Cathy Yogo Sources : Infos-santé
23 Décembre 2003
Progrès remarquables de la médecine au Sénégal. Le 2 décembre dernier, l'équipe chirurgicale du professeur Mamadou Ndoye, chef de service de chirurgie pédiatrique du Centre hospitalier de l'université le Dantec de Dakar (Sénégal), a séparé avec succès des soeurs siamoises réunies au niveau de la région ombilico sternale.
Selon le Pr. Ndoye, l'opération chirurgicale était d'autant plus compliquée que les deux filles nées au centre de santé Philippes Maguiléne Senghor de Yoff de Dakar le 26 novembre 2003, avaient une malformation très rare qui représente un cas pour 50 à 100 000 naissances vivantes dans le monde. Après avoir séjourné trois jours en réanimation, les enfants ont repris une vie normale.
Les six médecins anesthésistes réanimateurs et les quatre chirurgiens qui ont réussi cet exploit, ont du mérite. Car c'est une grande première en Afrique subsaharienne. On n'est doncplus contraint de se rendre dans les pays occidentaux comme ça toujours été le cas.
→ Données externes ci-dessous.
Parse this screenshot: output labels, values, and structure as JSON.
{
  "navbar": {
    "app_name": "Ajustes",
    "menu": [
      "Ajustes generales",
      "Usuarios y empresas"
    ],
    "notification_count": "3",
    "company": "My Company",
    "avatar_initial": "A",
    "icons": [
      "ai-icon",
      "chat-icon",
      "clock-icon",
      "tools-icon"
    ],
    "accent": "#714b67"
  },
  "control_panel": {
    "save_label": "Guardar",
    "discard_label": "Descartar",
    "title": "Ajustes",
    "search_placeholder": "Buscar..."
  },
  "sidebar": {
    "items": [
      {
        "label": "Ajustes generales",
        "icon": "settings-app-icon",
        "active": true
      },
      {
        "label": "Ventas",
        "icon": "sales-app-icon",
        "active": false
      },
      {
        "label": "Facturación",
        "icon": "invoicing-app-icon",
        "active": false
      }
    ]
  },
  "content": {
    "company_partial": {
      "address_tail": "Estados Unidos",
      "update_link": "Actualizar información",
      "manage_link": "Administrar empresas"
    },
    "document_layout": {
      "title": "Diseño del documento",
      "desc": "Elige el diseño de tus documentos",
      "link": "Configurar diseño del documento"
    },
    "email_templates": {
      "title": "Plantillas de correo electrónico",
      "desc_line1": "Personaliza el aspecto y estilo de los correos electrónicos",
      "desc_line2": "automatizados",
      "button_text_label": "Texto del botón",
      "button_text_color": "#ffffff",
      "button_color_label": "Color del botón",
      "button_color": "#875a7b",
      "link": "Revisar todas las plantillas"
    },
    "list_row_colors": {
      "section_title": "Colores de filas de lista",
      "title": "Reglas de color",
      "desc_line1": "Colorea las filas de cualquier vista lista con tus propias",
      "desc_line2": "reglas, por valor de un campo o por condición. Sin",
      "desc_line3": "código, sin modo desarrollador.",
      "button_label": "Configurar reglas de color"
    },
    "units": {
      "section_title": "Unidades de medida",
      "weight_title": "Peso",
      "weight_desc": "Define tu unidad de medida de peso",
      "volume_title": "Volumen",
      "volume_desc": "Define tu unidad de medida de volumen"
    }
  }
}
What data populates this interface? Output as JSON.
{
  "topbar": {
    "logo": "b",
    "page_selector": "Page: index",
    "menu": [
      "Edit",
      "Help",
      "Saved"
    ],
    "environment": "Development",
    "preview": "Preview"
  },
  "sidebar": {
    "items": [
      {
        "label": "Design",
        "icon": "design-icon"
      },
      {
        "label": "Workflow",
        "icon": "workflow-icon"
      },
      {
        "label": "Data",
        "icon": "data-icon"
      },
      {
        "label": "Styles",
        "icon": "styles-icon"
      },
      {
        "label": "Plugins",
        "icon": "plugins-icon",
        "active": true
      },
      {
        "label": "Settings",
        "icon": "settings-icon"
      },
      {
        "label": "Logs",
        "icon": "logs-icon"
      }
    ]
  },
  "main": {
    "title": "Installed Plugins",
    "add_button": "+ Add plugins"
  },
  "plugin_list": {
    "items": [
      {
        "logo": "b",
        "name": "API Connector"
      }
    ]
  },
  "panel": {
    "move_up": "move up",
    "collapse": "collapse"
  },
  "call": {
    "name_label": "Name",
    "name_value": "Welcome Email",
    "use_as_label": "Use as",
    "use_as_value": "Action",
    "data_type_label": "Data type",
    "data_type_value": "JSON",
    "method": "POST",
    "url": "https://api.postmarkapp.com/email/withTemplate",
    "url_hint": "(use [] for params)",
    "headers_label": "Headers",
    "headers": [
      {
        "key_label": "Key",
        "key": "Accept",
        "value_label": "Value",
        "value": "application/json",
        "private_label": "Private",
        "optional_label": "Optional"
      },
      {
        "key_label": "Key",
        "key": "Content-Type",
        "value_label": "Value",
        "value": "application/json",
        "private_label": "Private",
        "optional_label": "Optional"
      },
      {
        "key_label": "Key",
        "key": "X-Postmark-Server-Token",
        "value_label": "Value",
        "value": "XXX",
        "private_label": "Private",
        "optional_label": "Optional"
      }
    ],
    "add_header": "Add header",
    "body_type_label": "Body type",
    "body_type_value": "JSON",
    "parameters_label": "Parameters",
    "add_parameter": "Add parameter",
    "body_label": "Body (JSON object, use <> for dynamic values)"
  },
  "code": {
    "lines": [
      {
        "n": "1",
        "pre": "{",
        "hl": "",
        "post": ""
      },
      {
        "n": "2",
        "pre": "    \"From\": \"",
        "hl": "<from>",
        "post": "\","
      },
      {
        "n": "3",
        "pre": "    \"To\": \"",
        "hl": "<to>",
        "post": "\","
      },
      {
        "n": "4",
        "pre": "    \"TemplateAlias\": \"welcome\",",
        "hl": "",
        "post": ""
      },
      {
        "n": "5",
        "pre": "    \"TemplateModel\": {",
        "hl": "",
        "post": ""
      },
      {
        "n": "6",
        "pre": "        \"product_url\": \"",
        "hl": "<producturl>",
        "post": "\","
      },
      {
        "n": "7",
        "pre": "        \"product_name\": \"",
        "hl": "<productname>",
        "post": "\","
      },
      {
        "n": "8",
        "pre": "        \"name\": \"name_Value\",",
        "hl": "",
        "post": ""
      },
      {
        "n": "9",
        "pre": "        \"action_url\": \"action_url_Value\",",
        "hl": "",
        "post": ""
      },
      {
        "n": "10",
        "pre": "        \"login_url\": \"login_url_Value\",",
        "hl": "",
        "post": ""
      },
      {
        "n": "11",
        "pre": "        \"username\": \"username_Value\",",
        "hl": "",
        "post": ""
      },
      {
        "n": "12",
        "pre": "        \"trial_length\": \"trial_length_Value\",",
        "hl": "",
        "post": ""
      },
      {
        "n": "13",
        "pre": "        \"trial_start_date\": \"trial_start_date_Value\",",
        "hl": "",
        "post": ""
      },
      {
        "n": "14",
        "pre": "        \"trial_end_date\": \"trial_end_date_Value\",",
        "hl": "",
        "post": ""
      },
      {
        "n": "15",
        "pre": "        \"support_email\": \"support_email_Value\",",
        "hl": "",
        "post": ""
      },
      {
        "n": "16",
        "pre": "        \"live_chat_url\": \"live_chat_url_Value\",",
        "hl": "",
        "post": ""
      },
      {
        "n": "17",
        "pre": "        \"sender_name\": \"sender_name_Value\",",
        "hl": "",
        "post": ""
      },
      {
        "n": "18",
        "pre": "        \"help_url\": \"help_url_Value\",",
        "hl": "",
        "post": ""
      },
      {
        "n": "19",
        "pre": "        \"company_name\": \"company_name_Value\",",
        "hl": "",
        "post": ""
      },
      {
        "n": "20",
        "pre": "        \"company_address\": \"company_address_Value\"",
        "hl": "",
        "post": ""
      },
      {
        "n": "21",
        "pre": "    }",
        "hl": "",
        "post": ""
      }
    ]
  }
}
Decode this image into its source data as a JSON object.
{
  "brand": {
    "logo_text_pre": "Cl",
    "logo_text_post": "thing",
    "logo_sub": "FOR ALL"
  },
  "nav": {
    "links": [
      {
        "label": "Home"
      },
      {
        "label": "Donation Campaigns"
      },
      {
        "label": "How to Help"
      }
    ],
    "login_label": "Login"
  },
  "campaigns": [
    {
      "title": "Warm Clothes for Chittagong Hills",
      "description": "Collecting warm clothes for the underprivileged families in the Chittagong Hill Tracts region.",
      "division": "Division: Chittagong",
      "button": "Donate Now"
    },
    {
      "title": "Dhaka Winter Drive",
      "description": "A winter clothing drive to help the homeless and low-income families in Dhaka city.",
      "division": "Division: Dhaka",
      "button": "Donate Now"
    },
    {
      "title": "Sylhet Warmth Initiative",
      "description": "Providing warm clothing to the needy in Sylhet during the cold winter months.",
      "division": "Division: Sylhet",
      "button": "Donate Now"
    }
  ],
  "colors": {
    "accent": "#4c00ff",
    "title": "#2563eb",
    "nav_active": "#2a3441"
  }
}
Le 4 octobre 2003, deux autres siamoises égyptiennes âgées de six mois ont été opérées à la cité médicale du Roi Abdel Aziz à Ryad (Arabie Saoudite), aux frais du prince héritier saoudien Abdallah ben Abdel Aziz. Talia et Taline étaient reliées par la poitrine. Par contre, Laleh et Ladan Bijani, âgées de 29 ans et reliées par la tête, n'ont malheureusement pas connu le bonheur de vivre séparée, de se mouvoir en toute liberté...
L'optimisme et la détermination des deux soeurs Bijani, n'ont pas eu raison de la délicate opération menée à l'hôpital Raffles de Singapour. Toutes deux sont décédées le 8 juillet de cette année, à quelques heures d'intervalle, des suites d'une hémorragie. L'intervention menée par vingt-huit spécialistes internationaux et une centaine d'assistants, était destinée à séparer leurs cerveaux reliés par une même boîte crânienne. Il s'agissait pour ces spécialistes de rendre ces organes plus viable en y implantant une veine préalablement prélevée dans la cuisse de l'une des soeurs. Mais l'opération, qui était prévue en trois étapes sur quatre jours, a connu des complications insurmontables pour les médecins, en dépit des efforts fournis et de l'importante préparation physique et psychologique des patientes. C'est lors de la partie la plus délicate de l'intervention que les complications sont apparues, allongeant considérablement la durée prévue de l'opération.
Laleh et Ladan
N'ayant pas eu l'opportunité d'une séparation durant les premiers mois de leur vie, elles ont demandé à une équipe de médecins allemands de les opérer en 1996. Refus. La raison invoquée : des risques beaucoup trop élevés. Déterminées, Laleh et Ladan ont toutefois convaincu l'équipe du neurochirurgien Keith Goh, qui avait déjà pratiqué ce genre d'intervention avec succès sur deux bébés en 2001. C'était alors une première dans le monde.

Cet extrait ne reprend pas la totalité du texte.